Tait's misery, and a needless time-out

Plays of the Day from the IPL fixture between Delhi Daredevils and Rajasthan Royals in Delhi

Nervy start
Early signs were that Rajasthan Royals were on going to have their task cut out. Shane Warne again opted to start the innings with Yusuf Pathan's offspin, and Virender Sehwag thumped a six and four to get the crowd going. In the second over, bowled by Sumit Narwal, the previous game's centurion David Warner was dropped on 1 by Siddharth Trivedi at mid-on. Warne then gave the ball to Adam Voges for some left-arm spin and Sehwag smacked two boundaries.
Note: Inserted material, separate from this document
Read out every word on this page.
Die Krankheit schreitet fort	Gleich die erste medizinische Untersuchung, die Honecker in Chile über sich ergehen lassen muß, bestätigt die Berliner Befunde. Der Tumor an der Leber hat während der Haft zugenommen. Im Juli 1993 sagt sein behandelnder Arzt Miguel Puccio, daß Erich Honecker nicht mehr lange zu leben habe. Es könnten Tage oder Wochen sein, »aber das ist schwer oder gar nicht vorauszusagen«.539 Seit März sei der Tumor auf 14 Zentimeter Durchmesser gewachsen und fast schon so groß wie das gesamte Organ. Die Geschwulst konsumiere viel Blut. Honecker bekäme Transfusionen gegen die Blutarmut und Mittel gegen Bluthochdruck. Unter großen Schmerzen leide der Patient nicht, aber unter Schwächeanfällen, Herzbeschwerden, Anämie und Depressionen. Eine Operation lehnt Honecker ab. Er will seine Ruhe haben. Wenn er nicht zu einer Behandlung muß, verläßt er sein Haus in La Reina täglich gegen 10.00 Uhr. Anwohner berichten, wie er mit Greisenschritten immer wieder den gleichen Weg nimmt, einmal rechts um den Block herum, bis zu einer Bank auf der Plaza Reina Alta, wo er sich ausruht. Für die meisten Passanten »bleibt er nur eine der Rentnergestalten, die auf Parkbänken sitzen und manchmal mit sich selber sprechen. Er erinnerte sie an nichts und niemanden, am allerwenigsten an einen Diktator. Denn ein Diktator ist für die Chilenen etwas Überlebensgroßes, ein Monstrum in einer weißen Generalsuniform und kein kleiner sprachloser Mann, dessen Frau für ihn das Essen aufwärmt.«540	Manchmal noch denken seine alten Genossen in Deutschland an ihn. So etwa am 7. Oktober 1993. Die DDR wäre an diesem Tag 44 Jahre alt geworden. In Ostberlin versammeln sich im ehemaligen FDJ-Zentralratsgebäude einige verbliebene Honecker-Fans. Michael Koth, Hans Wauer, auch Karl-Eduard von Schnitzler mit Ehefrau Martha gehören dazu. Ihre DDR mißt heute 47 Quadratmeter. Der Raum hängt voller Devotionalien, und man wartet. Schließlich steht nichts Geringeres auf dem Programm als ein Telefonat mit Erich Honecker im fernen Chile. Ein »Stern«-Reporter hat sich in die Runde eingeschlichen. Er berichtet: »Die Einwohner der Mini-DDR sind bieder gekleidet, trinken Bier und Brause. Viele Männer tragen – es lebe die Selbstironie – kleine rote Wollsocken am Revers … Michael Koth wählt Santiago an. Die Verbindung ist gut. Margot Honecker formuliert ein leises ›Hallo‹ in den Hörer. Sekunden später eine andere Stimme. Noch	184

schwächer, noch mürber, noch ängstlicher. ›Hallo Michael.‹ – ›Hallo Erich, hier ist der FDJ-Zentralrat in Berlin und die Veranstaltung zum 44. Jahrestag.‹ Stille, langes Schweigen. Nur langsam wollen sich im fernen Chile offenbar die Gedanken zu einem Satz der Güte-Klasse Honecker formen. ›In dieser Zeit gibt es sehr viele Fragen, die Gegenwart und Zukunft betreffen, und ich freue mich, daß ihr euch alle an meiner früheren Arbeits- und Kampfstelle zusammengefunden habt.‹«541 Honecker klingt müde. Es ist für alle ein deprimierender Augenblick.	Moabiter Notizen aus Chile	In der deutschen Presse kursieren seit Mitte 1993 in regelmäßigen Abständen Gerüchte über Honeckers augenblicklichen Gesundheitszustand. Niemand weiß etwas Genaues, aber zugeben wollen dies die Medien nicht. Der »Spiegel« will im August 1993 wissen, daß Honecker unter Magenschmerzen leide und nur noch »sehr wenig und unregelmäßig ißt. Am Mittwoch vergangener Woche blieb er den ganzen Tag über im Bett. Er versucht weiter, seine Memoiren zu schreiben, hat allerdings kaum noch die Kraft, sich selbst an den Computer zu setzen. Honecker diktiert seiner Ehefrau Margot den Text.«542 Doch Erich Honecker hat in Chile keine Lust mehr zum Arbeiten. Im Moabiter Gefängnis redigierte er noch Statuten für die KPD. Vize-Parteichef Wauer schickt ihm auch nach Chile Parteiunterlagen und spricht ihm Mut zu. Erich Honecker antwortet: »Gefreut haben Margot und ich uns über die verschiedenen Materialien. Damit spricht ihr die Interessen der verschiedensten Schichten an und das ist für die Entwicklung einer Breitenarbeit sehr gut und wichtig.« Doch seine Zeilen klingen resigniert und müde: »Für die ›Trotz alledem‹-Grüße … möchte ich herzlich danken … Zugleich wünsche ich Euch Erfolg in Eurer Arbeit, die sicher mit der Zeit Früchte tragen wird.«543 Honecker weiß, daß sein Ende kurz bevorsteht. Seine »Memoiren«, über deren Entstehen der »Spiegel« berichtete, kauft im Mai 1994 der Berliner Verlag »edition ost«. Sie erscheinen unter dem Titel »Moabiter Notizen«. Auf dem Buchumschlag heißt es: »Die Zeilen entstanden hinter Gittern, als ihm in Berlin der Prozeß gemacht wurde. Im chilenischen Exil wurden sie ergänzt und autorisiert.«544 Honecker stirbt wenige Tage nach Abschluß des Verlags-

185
How quickly the tables turn
A high-octane fourth over snapped Delhi's momentum. Narwal had his revenge first ball of the next over when beat Warner's bat with a lovely yorker. Immediately, he set off in wild and understandably animated celebrations, sort of like what Monty Panesar used to do in his days playing for England, only minus the goofy leap and inability to connect palms with the nearest fielder. Two balls later the bowler was again buzzing all over the place after Sehwag top-edged a skier to deep square leg.

Ojha to the rescue
During the aforementioned double-wicket over, the Rajasthan wicketkeeper Naman Ojha's alertness saved his side five runs. Gautam Gambhir charged Narwal and got an inside edge. The ball beat Ojha and was headed at the helmet placed a few yards behind him, but he turned and sprinted after it, then dived forward to stop it hitting the helmet. Talk about a speedy recovery.

Colly's gotta go
Start as you mean to go on, goes the old adage. That's just what Paul Collingwood tried to do after Delhi were jolted by the loss of their dynamic openers. He made excellent contact to the first ball faced, pulling Shaun Tait for six, and followed up with two boundaries. With a strike-rate of 200, Collingwood was run out by some excellent fielding. Gambhir struck the ball to Voges' right at point, but Collingwood was hesitant initially and a late reaction sent him packing. After a blazing start, Collingwood had problems switching gears and was out for 16 from eight balls.

A much-needed over
Delhi's innings had been deprived of momentum from the start, and just when an excellent stand was shaping to explode, Gambhir was dismissed to leave the hosts at 148 for 6 after 17 overs. Enter Shaun Tait, who Warne said at the toss had been eager to really flatten Delhi with his pace. Who was left deflated was evident after the over, which cost 20. Tait began with a beamer that flew away for five runs, and a well-set Dinesh Karthik carted the last three deliveries for boundaries.

All hot air
Tait's evening finished with him becoming the proud owner of the most expensive spell in this IPL. Andrew McDonald hit the first ball for four, and Karthik dumped the fifth for six. But off the ball before, Karthik had refused a single to cover. It transpired that Tait had said something to Karthik, and clearly the batsman had something to respond with. Tait did pick up a wicket with the final ball of the innings, but with figures of 1 for 53, out of which Karthik scored 27, it was evident who had bragging rights.

Good arm
Delhi's assistant coach Eric Simons rates Sarabjit Ladda, the legspinner drafted into the squad this season, as a real talent. Ladda hasn't returned that praise with a bag of wickets so far, but he used his right arm to good affect. Voges clipped a slower ball past midwicket but some hesitancy saw him shoo back Abhishek Jhunjhunwala after he was a ways down for the second. Ladda, having sprinted across in the deep, returned a sharp and flat throw to Karthik who broke the sticks with Jhunjhunwala well short of his crease.

Time-out or time waste?
Just what was the point in taking the two-and-a-half-minute strategic break after 16 overs of Rajasthan's woeful chase? At the juncture the game was done and dusted with the visitors on 111 for 8 and needing 78 runs from 24 balls. There was nothing strategic happening in the middle during the time-out, apart from a few swigs of coolant, a dab of the towel here and there, and a punch of the gloves.

What possibly could Tait have been told - to try and make up some of the 53 runs he'd bled with the ball? Two balls after the interval and Ladda had Paras Dogra stumped. Chalk that down to a good ole'-fashioned swing-and-miss rather than the result of any strategy. The IPL needs to reconsider this policy in one-sided matches such as this.